In cyber-security we often have to deal with rare but catastrophic events, which cannot easily be judged and predicted. Therefore estimations of vulnerability could be off by magnitudes. Also the hacks are often so focused to one specific combination of technologies that experts have really quite some difficulties of predicting them. If there is a obvious hole in the protection line, it has to be protected anyways, therefore the risk assessment is most useful for the hard to estimate events which are unknown and infrequent. Nevertheless, since the method can also model other types of risk, it is not limited to the specific field of cyber-security, but could also be applied to other fields where the vulnerability can be judged in a more reliable way. In the current form the method only supports the modelling of monetary loss, but other types of loss metrics can easily be added in the future. Regarding Scaling: The method does scale very badly in its current form. Adding more nodes increases the calculation time manifolds. This limitation will be tackled in future research via usage of dynamic programming, and stochastic optimizations. Currently we have no defined file format for export and import of data, and no bindings to other languages. These are features which are on the agenda for future work in order to make RISKEE compatible and usable from multiple locations and environments.

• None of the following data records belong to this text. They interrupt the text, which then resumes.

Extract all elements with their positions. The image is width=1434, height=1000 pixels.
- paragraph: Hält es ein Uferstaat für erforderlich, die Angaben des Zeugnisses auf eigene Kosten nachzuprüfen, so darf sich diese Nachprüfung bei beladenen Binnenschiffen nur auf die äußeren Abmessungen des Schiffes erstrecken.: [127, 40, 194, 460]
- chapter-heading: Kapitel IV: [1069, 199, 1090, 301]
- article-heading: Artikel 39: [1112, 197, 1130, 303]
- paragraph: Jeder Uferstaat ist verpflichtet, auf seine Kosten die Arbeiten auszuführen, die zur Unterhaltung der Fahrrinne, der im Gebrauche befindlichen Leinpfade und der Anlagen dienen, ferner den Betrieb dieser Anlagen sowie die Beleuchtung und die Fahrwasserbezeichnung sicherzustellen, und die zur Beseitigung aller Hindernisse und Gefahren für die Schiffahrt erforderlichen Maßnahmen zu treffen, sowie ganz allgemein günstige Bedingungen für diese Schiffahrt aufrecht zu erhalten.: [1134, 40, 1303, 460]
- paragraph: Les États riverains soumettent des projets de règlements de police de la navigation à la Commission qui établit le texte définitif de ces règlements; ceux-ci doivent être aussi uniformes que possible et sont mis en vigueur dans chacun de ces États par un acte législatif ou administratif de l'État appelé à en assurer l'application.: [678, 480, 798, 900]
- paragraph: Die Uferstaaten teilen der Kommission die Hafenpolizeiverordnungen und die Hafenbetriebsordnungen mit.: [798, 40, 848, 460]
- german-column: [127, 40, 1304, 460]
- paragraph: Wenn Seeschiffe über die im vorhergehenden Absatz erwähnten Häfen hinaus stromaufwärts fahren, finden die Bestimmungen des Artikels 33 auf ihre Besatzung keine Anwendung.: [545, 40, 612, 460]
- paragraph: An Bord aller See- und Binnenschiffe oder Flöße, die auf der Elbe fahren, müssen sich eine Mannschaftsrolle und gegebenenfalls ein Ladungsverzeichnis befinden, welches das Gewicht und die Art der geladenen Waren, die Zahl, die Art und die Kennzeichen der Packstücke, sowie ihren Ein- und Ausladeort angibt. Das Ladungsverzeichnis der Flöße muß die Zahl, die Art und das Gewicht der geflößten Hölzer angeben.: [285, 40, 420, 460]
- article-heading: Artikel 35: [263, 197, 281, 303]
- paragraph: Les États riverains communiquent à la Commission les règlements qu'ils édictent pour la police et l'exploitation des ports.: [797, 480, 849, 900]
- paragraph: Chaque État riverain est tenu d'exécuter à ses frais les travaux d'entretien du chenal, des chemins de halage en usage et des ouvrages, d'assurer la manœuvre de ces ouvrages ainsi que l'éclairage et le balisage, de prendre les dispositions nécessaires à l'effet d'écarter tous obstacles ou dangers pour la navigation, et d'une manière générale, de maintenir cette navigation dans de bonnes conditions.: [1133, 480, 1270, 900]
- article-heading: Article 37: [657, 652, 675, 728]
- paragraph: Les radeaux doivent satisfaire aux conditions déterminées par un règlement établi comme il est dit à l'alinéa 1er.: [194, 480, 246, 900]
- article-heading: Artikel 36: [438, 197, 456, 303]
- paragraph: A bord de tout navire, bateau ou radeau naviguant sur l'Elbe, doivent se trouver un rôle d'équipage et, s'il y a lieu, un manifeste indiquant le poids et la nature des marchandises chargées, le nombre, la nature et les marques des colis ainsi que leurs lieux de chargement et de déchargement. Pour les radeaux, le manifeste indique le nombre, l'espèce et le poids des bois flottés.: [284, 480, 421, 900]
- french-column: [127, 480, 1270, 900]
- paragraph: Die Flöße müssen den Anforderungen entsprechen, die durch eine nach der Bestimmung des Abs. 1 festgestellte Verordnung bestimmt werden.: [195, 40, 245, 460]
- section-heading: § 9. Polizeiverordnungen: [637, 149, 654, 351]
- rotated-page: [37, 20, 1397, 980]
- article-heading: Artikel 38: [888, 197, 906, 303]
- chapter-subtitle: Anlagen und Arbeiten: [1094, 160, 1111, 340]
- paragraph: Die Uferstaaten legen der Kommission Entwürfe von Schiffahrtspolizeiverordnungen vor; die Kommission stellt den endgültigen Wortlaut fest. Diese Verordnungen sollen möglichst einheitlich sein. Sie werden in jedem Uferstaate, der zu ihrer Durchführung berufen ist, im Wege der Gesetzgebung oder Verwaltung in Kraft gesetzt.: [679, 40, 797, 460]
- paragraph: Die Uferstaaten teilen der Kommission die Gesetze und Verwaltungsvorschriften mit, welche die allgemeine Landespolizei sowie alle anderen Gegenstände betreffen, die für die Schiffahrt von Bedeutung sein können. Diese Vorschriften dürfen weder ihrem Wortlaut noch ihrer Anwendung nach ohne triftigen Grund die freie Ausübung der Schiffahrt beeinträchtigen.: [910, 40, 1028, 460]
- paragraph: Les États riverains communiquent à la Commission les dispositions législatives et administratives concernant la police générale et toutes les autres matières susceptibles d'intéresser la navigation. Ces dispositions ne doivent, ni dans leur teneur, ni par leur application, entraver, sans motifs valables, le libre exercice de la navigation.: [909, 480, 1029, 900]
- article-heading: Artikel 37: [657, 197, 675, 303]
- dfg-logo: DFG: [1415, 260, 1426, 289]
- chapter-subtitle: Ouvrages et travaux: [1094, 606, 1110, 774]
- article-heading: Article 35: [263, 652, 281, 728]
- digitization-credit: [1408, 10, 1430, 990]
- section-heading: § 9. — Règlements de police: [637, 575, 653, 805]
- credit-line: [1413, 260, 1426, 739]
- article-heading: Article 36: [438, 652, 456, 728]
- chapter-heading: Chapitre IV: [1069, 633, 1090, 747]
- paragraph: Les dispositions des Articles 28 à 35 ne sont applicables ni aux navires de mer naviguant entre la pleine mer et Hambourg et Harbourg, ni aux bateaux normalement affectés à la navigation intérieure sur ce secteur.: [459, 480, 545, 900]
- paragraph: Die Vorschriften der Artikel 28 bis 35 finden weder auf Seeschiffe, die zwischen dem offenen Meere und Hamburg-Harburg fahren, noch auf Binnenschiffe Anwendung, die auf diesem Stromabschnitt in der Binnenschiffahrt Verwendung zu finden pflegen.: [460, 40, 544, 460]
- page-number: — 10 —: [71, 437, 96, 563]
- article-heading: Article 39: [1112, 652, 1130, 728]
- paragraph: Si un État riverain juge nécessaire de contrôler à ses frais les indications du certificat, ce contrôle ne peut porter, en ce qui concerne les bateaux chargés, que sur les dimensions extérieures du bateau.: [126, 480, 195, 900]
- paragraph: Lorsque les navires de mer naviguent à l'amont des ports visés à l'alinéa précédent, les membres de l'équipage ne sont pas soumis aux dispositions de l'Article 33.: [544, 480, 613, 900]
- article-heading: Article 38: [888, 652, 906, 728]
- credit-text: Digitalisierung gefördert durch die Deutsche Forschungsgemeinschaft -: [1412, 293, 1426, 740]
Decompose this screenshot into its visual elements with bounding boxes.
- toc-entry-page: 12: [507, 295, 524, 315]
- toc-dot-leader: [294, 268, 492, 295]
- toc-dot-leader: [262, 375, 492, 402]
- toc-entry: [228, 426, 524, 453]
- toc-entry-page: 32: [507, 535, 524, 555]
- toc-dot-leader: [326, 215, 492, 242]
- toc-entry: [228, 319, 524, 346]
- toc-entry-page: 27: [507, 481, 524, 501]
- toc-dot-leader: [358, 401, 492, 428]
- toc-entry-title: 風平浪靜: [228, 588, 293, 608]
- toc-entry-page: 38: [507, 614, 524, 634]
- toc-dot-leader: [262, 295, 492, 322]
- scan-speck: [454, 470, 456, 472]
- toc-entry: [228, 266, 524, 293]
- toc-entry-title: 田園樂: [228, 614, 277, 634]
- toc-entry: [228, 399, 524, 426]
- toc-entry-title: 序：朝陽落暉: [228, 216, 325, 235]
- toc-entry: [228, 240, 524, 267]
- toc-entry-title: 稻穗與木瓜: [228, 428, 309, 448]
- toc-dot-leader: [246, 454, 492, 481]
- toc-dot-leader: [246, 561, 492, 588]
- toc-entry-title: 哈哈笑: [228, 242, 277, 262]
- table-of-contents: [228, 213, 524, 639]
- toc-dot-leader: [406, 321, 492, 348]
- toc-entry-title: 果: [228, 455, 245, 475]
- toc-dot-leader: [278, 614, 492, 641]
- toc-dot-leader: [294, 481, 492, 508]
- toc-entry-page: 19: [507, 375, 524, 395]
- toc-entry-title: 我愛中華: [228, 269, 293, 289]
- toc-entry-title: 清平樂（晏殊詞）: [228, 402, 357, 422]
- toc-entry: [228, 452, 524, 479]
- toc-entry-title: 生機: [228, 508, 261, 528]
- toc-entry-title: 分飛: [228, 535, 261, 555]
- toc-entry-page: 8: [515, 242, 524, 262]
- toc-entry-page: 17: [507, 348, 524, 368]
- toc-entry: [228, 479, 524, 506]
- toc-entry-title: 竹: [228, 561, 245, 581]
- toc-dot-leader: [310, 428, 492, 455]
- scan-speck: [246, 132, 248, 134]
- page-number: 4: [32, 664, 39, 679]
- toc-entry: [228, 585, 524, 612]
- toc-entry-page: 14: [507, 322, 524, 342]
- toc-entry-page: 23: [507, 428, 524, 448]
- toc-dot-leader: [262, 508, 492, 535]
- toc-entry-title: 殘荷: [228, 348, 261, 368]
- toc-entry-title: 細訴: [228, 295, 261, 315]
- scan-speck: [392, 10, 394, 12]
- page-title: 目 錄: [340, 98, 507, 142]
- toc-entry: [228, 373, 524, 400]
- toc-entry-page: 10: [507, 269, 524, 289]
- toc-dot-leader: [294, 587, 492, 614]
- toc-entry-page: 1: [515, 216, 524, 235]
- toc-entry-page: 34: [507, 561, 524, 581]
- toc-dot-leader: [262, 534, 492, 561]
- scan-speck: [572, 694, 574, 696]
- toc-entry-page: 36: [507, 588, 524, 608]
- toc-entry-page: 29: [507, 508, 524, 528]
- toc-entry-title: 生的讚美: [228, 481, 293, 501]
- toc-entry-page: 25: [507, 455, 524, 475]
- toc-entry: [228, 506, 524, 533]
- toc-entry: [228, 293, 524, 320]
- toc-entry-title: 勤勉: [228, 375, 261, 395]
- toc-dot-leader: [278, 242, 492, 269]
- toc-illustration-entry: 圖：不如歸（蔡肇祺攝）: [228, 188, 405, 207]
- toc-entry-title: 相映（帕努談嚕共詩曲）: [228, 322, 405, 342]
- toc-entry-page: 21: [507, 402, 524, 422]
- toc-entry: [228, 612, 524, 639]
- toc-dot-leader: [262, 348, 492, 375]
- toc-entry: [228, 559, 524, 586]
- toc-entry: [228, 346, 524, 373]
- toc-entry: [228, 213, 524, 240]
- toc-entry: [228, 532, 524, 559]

4 Conclusion and Future Work

In this paper we took a step further into the direction of unified integrated quantitative risk assessment for safety and security. We connected to our previous work on this topic and mentioned some of the limitations established methods have. The contribution of this paper is the RISKEE method which is a method for risk assessment based on attack graphs and probability distributions. We described how to create such a graph and what the needed input values for determining the risk are. Furthermore, we showed the Riskee Propagation Algorithm to calculate risk by forward propagation of frequencies and backward propagation of risk. Finally, we discussed some aspects of computation with probability distributions, which we will follow on in future work. Also, in future work we want to investigate on mitigation possibilities and strategies, as well as enabling future predictions of risk by applying a decay on resistance over time and modelling dynamic evolving attackers.